In vitro manipulation of induced pluripotent stem cells (iPSCs) by environmental factors is of great interest for three-dimensional (3D) tissue/organ induction. The effects of mechanical force depend on many factors, including force and cell type. However, information on such effects in iPSCs is lacking. The aim of this study was to identify a molecular mechanism in iPSCs responding to intermittent compressive force (ICF) by analyzing the global gene expression profile. Embryoid bodies of mouse iPSCs, attached on a tissue culture plate in 3D form, were subjected to ICF in serum-free culture medium for 24 h. Gene ontology analyses for RNA sequencing data demonstrated that genes differentially regulated by ICF were mainly associated with metabolic processes, membrane and protein binding. Topology-based analysis demonstrated that ICF induced genes in cell cycle categories and downregulated genes associated with metabolic processes. The Kyoto Encyclopedia of Genes and Genomes database revealed differentially regulated genes related to the p53 signaling pathway and cell cycle. qPCR analysis demonstrated significant upregulation of Ccnd1, Cdk6 and Ccng1. Flow cytometry showed that ICF induced cell cycle and proliferation, while reducing the number of apoptotic cells. ICF also upregulated transforming growth factor β1 (Tgfb1) at both mRNA and protein levels, and pretreatment with a TGF-β inhibitor (SB431542) prior to ICF abolished ICF-induced Ccnd1 and Cdk6 expression. Taken together, these findings show that TGF-β signaling in iPSCs enhances proliferation and decreases apoptosis in response to ICF, that could give rise to an efficient protocol to manipulate iPSCs for organoid fabrication.

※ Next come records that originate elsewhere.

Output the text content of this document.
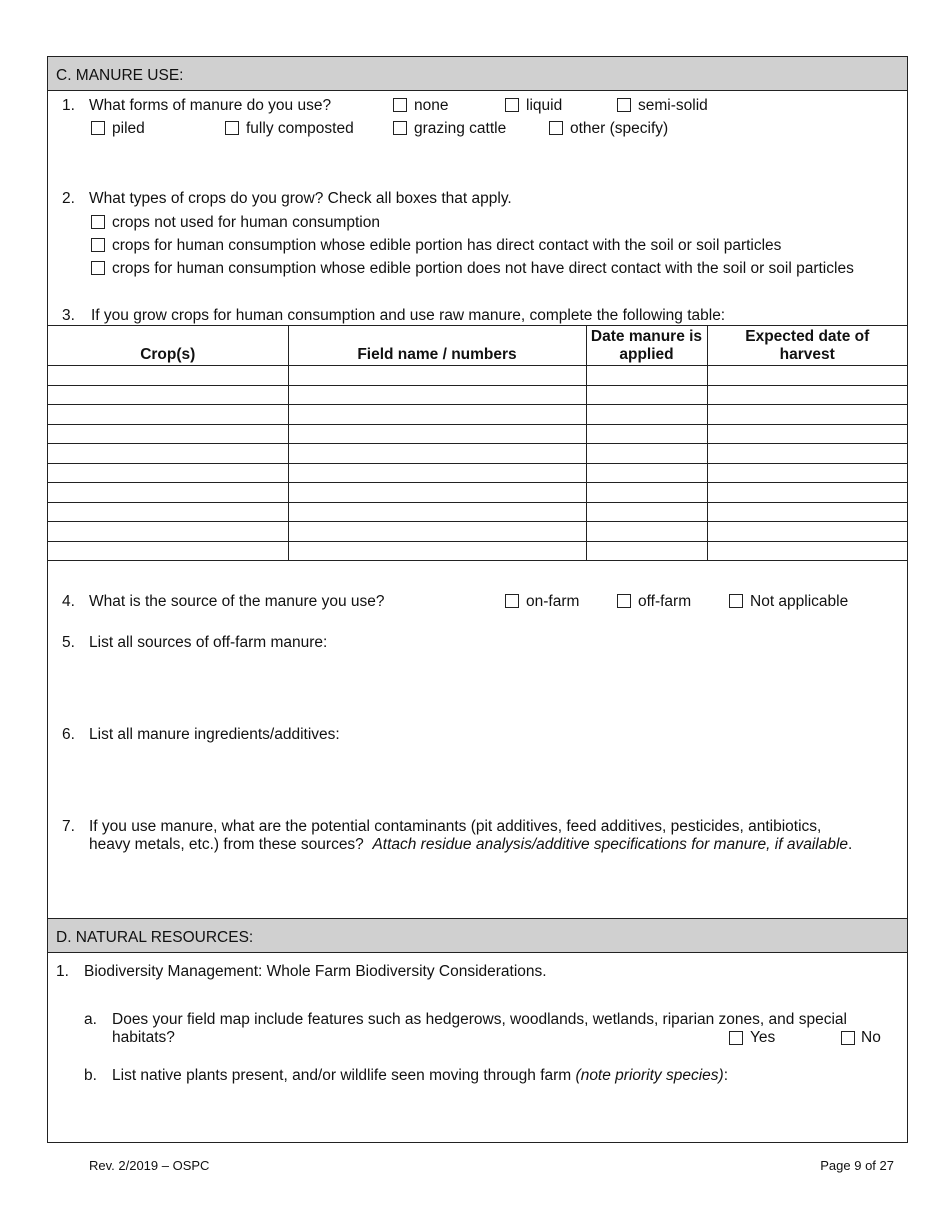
C. MANURE USE:
1. What forms of manure do you use?	none	liquid	semi-solid
piled	fully composted	grazing cattle	other (specify)
2. What types of crops do you grow? Check all boxes that apply.
crops not used for human consumption
crops for human consumption whose edible portion has direct contact with the soil or soil particles
crops for human consumption whose edible portion does not have direct contact with the soil or soil particles
3. If you grow crops for human consumption and use raw manure, complete the following table:
Crop(s)	Field name / numbers	Date manure is applied	Expected date of harvest

4. What is the source of the manure you use?	on-farm	off-farm	Not applicable
5. List all sources of off-farm manure:
6. List all manure ingredients/additives:
7. If you use manure, what are the potential contaminants (pit additives, feed additives, pesticides, antibiotics,
heavy metals, etc.) from these sources? Attach residue analysis/additive specifications for manure, if available.
D. NATURAL RESOURCES:
1. Biodiversity Management: Whole Farm Biodiversity Considerations.
a. Does your field map include features such as hedgerows, woodlands, wetlands, riparian zones, and special
habitats?	Yes	No
b. List native plants present, and/or wildlife seen moving through farm (note priority species):
Rev. 2/2019 – OSPC	Page 9 of 27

环境因素对诱导多能干细胞 (iPSC) 的体外操作对于三维 (3D) 组织/器官诱导具有重要意义。机械力的影响取决于许多因素，包括力和细胞类型。然而，缺乏有关 iPSC 中此类影响的信息。本研究的目的是通过分析全局基因表达谱来确定 iPSC 响应间歇压缩力 (ICF) 的分子机制。以 3D 形式附着在组织培养板上的小鼠 iPSC 的胚胎体在无血清培养基中进行 24 小时的 ICF。RNA测序数据的基因本体分析表明，受ICF差异调节的基因主要与代谢过程、膜和蛋白质结合有关。基于拓扑的分析表明，ICF 诱导细胞周期类别中的基因和与代谢过程相关的下调基因。京都基因百科全书和基因组数据库揭示了与 p53 信号通路和细胞周期相关的差异调节基因。qPCR 分析显示显着上调Ccnd1、Cdk6和Ccng1。流式细胞术显示ICF诱导细胞周期和增殖，同时减少凋亡细胞的数量。ICF 还在 mRNA 和蛋白质水平上调转化生长因子 β1 (Tgfb1)，并且在 ICF 之前用 TGF-β 抑制剂 (SB431542) 预处理消除了 ICF 诱导的Ccnd1和Cdk6表达。总之，这些发现表明，iPSCs 中的 TGF-β 信号传导可增强增殖并减少响应 ICF 的细胞凋亡，这可能会产生一种有效的方案来操纵 iPSCs 进行类器官制造。